研究開始から8年間の苦労の末、ついにガレンテ教授はサーチュイン遺伝子を発見することができました。

この歴史的な発見はアメリカのテレビ局に大きく報道され、当時のガレンテ教授も誇らしげにインタビューに答えています。

他の生物でも老化のメカニズムを探る

「酵母菌で見つけたサーチュインは、酵母菌だけにあてはまるのかもしれない」
そんな疑問に答えるべく、ガレンテ教授は線虫やマウスなど、他の生物にもサーチュイン遺伝子があるかどうか探ります。

結果的に、線虫、ショウジョウバエ、マウスそれぞれでサーチュイン遺伝子が見つかります。
遺伝子操作によってサーチュインを活性化させると、寿命が伸びることがわかりました。

最終的にヒトの細胞にもサーチュイン遺伝子が存在することがわかり、現在に至ります。

レオナルド・ガレンテ教授はどんな人物?

サーチュイン遺伝子を発見したレオナルド・ガレンテ(Leonard Guarente)教授は、190以上の論文を発表し、”Ageless Quest”という本を出版しています。
LIFE SPAN(老いなき世界)の著者デイビッド・シンクレア教授は弟子にあたり人物であり、共同で長年研究を行っています。

企業と研究者のバランスを重視

ガレンテ博士は、バイオベンチャー企業「エリクサー社」を立ち上げています。
大学の博士がベンチャー企業を立ち上げるケースは特殊で、「研究室の意思決定に企業が介入するべきではない」というコメントを残しています。
ガレンテ博士は「バランス」を非常に大事にする人物で、科学を追求する研究室と、利益を追求する企業は明確に区別すべきだと主張しています。

自身はカロリー制限を行なっていない

カロリー制限によって酵母菌の寿命が延びることを発見したガレンテ博士ですが、自身の食生活ではカロリー制限を行なっていません。
「その理由は、カロリー制限をした知人がかなりみじめなことになっているのを知っているからです。
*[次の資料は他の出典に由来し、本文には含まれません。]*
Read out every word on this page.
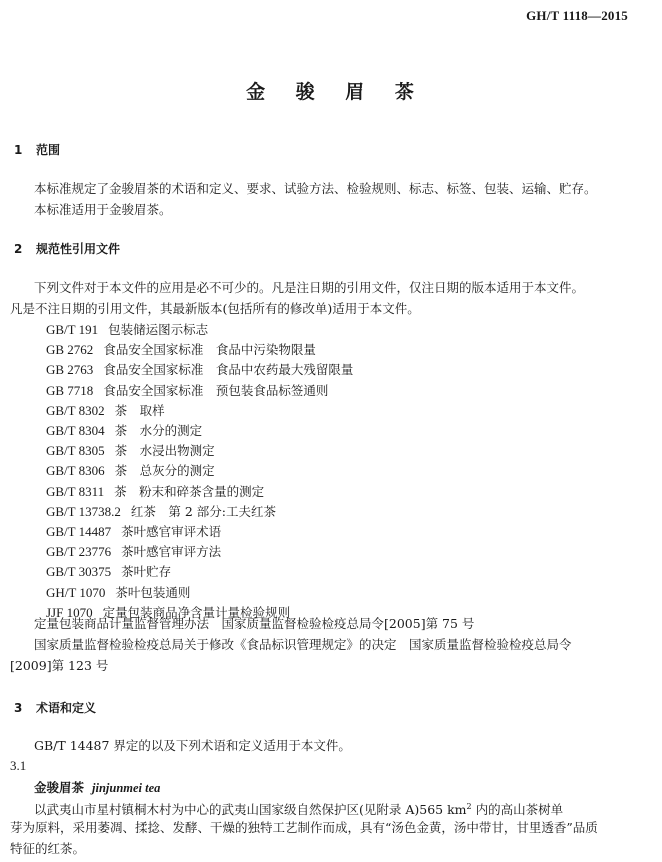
GH/T 1118—2015
金 骏 眉 茶
1 范围
本标准规定了金骏眉茶的术语和定义、要求、试验方法、检验规则、标志、标签、包装、运输、贮存。
本标准适用于金骏眉茶。
2 规范性引用文件
下列文件对于本文件的应用是必不可少的。凡是注日期的引用文件，仅注日期的版本适用于本文件。
凡是不注日期的引用文件，其最新版本(包括所有的修改单)适用于本文件。
GB/T 191 包装储运图示标志
GB 2762 食品安全国家标准　食品中污染物限量
GB 2763 食品安全国家标准　食品中农药最大残留限量
GB 7718 食品安全国家标准　预包装食品标签通则
GB/T 8302 茶　取样
GB/T 8304 茶　水分的测定
GB/T 8305 茶　水浸出物测定
GB/T 8306 茶　总灰分的测定
GB/T 8311 茶　粉末和碎茶含量的测定
GB/T 13738.2 红茶　第 2 部分:工夫红茶
GB/T 14487 茶叶感官审评术语
GB/T 23776 茶叶感官审评方法
GB/T 30375 茶叶贮存
GH/T 1070 茶叶包装通则
JJF 1070 定量包装商品净含量计量检验规则
定量包装商品计量监督管理办法　国家质量监督检验检疫总局令[2005]第 75 号
国家质量监督检验检疫总局关于修改《食品标识管理规定》的决定　国家质量监督检验检疫总局令
[2009]第 123 号
3 术语和定义
GB/T 14487 界定的以及下列术语和定义适用于本文件。
3.1
金骏眉茶 jinjunmei tea
以武夷山市星村镇桐木村为中心的武夷山国家级自然保护区(见附录 A)565 $km^2$ 内的高山茶树单
芽为原料，采用萎凋、揉捻、发酵、干燥的独特工艺制作而成，具有“汤色金黄，汤中带甘，甘里透香”品质
特征的红茶。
」とコメントを残しています。

食事を制限すると、体温の低下、性欲の減退、食事を楽しめないなどの弊害があります。
それはとても理にかなったことではないと、ガレンテ博士は言います。

カロリー制限は、あくまで「控えめ」程度にし、野菜やナッツ類を多く食べ、運動をする生活習慣が重要だと言います。

「飲むだけでもともと健康な生活を送っている人びとよりも長生きできるような薬はありえないと思います。生活習慣こそが重要です。」
レオナルド・ガレンテ 「長寿遺伝子」を解き明かす p62-63

サーチュイン遺伝子の発見まとめ

  • サーチュイン遺伝子は2000年にレオナルド・ガレンテ博士によって発見された
  • 研究のきっかけになったのは第二次世界大戦
  • カロリー制限や薬よりも生活習慣が何より大事

サーチュイン遺伝子の活性化には、NMNやNRなどのサプリメントが役立ちますが、ガレンテ博士の言う通り生活習慣が何より大事です。
運動する、バランスよく食べるなどの生活習慣をきちんとした上で、サプリメントでエイジングケアに磨きをかけましょう。